The definition of tolerance above implies a gradual shift of everyone toward a commonly held belief system. That is exceptionally unlikely.

Question 5: People interact more in virtual space. Organizations and people will have a presence in the “metaverse” and/or the “geoweb.” Most internet users will work and play in virtual worlds. “Real life” is a blend of offline and online living.

My prediction: The promise of virtual reality has been the stuff of science fiction almost since the advent of computing technology. The principal reason it has not become more prevalent is the competing models and universes employed and the graphic limitations. As computing power increases and graphics and input devices improve, use of these worlds for practical applications will evolve.

As an example, something like Second Life can be used to conduct virtual press conferences, but the avatars and limitations on direct interaction leave them feeling lifeless. Imagine the same press conference if your PC included a webcam that could detect your facial gestures and movements. That press conference would become a completely different experience. If the person hosting the conference appeared uncomfortable or their motions belied their words, it would be closer to “real life.”

As the technology improves and the avatars look, react, and behave like the real person, you could create virtual conference rooms where we could log in and meet with people around the world without ever leaving our desk. We could bring all our senses to the table because the avatar would covey the same emotions as a face-to-face meeting.

One other limiting factor is the number of virtual worlds. If they were standards based and I could move seamlessly from a Second Life press conference to an EverQuest adventure, to a virtual representation of a tropical beach to a virtual conference with colleagues, that becomes more inviting than having to contstantly log in and out of different applications.

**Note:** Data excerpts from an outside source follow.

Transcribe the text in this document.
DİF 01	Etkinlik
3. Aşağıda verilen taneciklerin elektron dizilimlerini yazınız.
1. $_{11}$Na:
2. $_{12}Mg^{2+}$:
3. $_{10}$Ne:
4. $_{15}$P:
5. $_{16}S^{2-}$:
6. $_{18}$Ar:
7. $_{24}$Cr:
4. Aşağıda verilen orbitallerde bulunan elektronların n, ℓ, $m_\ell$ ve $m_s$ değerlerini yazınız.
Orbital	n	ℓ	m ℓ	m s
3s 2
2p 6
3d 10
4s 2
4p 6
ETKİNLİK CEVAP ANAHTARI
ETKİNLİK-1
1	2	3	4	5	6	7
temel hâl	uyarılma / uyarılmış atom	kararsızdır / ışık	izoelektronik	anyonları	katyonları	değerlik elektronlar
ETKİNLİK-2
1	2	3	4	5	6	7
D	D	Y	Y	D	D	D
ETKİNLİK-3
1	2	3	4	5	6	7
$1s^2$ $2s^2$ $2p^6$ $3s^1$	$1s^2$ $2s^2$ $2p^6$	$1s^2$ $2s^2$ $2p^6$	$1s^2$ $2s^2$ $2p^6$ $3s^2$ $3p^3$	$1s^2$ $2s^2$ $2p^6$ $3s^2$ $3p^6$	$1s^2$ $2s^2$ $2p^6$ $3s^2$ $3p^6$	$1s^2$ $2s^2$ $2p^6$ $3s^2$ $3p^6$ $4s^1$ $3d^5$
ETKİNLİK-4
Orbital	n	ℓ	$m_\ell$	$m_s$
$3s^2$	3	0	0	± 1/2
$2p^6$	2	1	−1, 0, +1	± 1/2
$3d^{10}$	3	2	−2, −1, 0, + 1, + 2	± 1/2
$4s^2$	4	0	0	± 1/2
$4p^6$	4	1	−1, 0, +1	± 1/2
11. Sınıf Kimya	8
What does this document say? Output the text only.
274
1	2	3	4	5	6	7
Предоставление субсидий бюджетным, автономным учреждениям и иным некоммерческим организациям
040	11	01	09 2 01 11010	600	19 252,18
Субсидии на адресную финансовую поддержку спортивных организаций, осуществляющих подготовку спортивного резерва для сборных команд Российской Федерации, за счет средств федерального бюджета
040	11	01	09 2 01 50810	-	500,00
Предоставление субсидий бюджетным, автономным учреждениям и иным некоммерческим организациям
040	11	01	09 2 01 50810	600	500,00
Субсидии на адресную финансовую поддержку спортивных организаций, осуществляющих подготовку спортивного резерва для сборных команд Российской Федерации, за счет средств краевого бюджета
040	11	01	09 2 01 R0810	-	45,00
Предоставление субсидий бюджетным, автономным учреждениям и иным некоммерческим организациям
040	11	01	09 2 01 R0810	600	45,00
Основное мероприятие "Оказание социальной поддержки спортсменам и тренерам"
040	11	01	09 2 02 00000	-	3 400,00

While the use of such technologies is likely, I would quibble with the timeframe. It may not be in the next 12 years, but certainly it is coming.

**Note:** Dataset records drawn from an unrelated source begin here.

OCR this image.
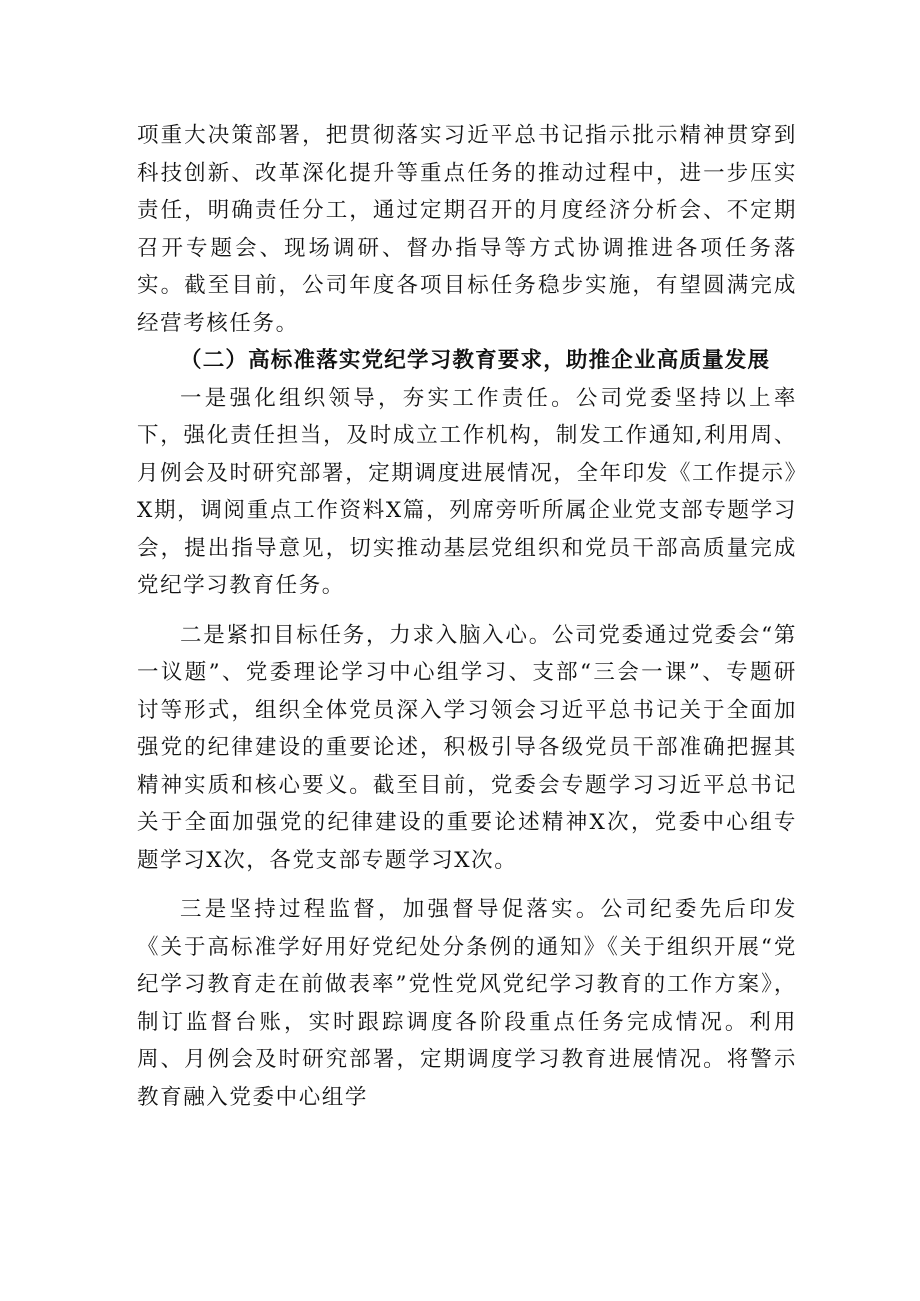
项重大决策部署，把贯彻落实习近平总书记指示批示精神贯穿到科技创新、改革深化提升等重点任务的推动过程中，进一步压实责任，明确责任分工，通过定期召开的月度经济分析会、不定期召开专题会、现场调研、督办指导等方式协调推进各项任务落实。截至目前，公司年度各项目标任务稳步实施，有望圆满完成经营考核任务。

（二）高标准落实党纪学习教育要求，助推企业高质量发展

一是强化组织领导，夯实工作责任。公司党委坚持以上率下，强化责任担当，及时成立工作机构，制发工作通知,利用周、月例会及时研究部署，定期调度进展情况，全年印发《工作提示》X期，调阅重点工作资料X篇，列席旁听所属企业党支部专题学习会，提出指导意见，切实推动基层党组织和党员干部高质量完成党纪学习教育任务。

二是紧扣目标任务，力求入脑入心。公司党委通过党委会“第一议题”、党委理论学习中心组学习、支部“三会一课”、专题研讨等形式，组织全体党员深入学习领会习近平总书记关于全面加强党的纪律建设的重要论述，积极引导各级党员干部准确把握其精神实质和核心要义。截至目前，党委会专题学习习近平总书记关于全面加强党的纪律建设的重要论述精神X次，党委中心组专题学习X次，各党支部专题学习X次。

三是坚持过程监督，加强督导促落实。公司纪委先后印发《关于高标准学好用好党纪处分条例的通知》《关于组织开展“党纪学习教育走在前做表率”党性党风党纪学习教育的工作方案》，制订监督台账，实时跟踪调度各阶段重点任务完成情况。利用周、月例会及时研究部署，定期调度学习教育进展情况。将警示教育融入党委中心组学
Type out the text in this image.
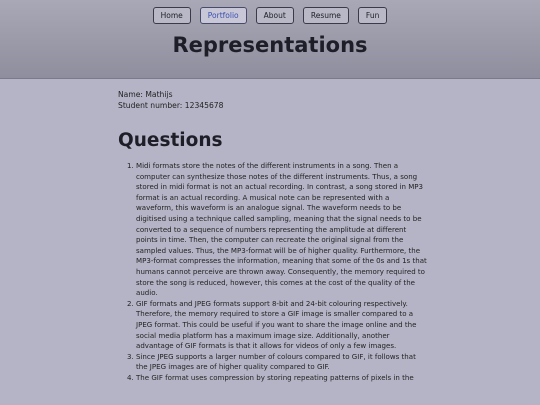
Home	Portfolio	About	Resume	Fun
Representations
Name: Mathijs
Student number: 12345678
Questions
1. Midi formats store the notes of the different instruments in a song. Then a computer can synthesize those notes of the different instruments. Thus, a song stored in midi format is not an actual recording. In contrast, a song stored in MP3 format is an actual recording. A musical note can be represented with a waveform, this waveform is an analogue signal. The waveform needs to be digitised using a technique called sampling, meaning that the signal needs to be converted to a sequence of numbers representing the amplitude at different points in time. Then, the computer can recreate the original signal from the sampled values. Thus, the MP3-format will be of higher quality. Furthermore, the MP3-format compresses the information, meaning that some of the 0s and 1s that humans cannot perceive are thrown away. Consequently, the memory required to store the song is reduced, however, this comes at the cost of the quality of the audio.
2. GIF formats and JPEG formats support 8-bit and 24-bit colouring respectively. Therefore, the memory required to store a GIF image is smaller compared to a JPEG format. This could be useful if you want to share the image online and the social media platform has a maximum image size. Additionally, another advantage of GIF formats is that it allows for videos of only a few images.
3. Since JPEG supports a larger number of colours compared to GIF, it follows that the JPEG images are of higher quality compared to GIF.
4. The GIF format uses compression by storing repeating patterns of pixels in the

Question 6: Talk and touch are common technology interfaces. People talk to their computing devices in public and full-size virtual keyboards can be projected on any flat surface for “private” communications with your devices. “Air-typing” on keyboards visible only to you is common.

My prediction: This is highly plausible. Just a few years ago people who used wireless headsets with their cell phones were looked at as obsessive compulsive types by those “tethered” to the handset. That is changing with Bluetooth technologies that let you keep both hands free while conducting a call on a phone in another room. The use of virtual keyboards, personal viewing devices (like the MyVu), and other methods of interaction with the computing platform are certainly realistic.

Question 7: Next-generation research will improve the current internet, not replace it. The original internet hasn’t been replaced by a completely new system. Search, security and reliability on the internet are better, but crimes and mischief are still common.

My prediction: In 12 years it is unlikely that a wholesale shift in the underlying technology of the Net will take place. The basics will remain with dramatic improvements in speed and capabilities. No system will ever be crime proof, so crime and mischief will never go away.

Question 8: Professional and personal time is not separate and distinct. Knowledge workers in developed nations have eliminated boundaries between work and personal time. People work when called upon to do so and take care of personal activities when convenient.

My prediction: While personal hours are definitely blending with work hours, it is unlikely that corporations will willingly relinquish the idea that they are paying for your time and expect you to spend specific hours doing what they ask, where they ask, in a way they ask. That’s certainly not willing to change in 12 years. If business attitudes shifted that fast and that dramatically, the idea of the neck tie would have gone the way of the DoDo years ago. It is likely that people will spend more of their ‘personal’ time working, it is unlikely that they will spend more ‘work’ time on personal issues. It just doesn’t fit into the corporate ideology of the US.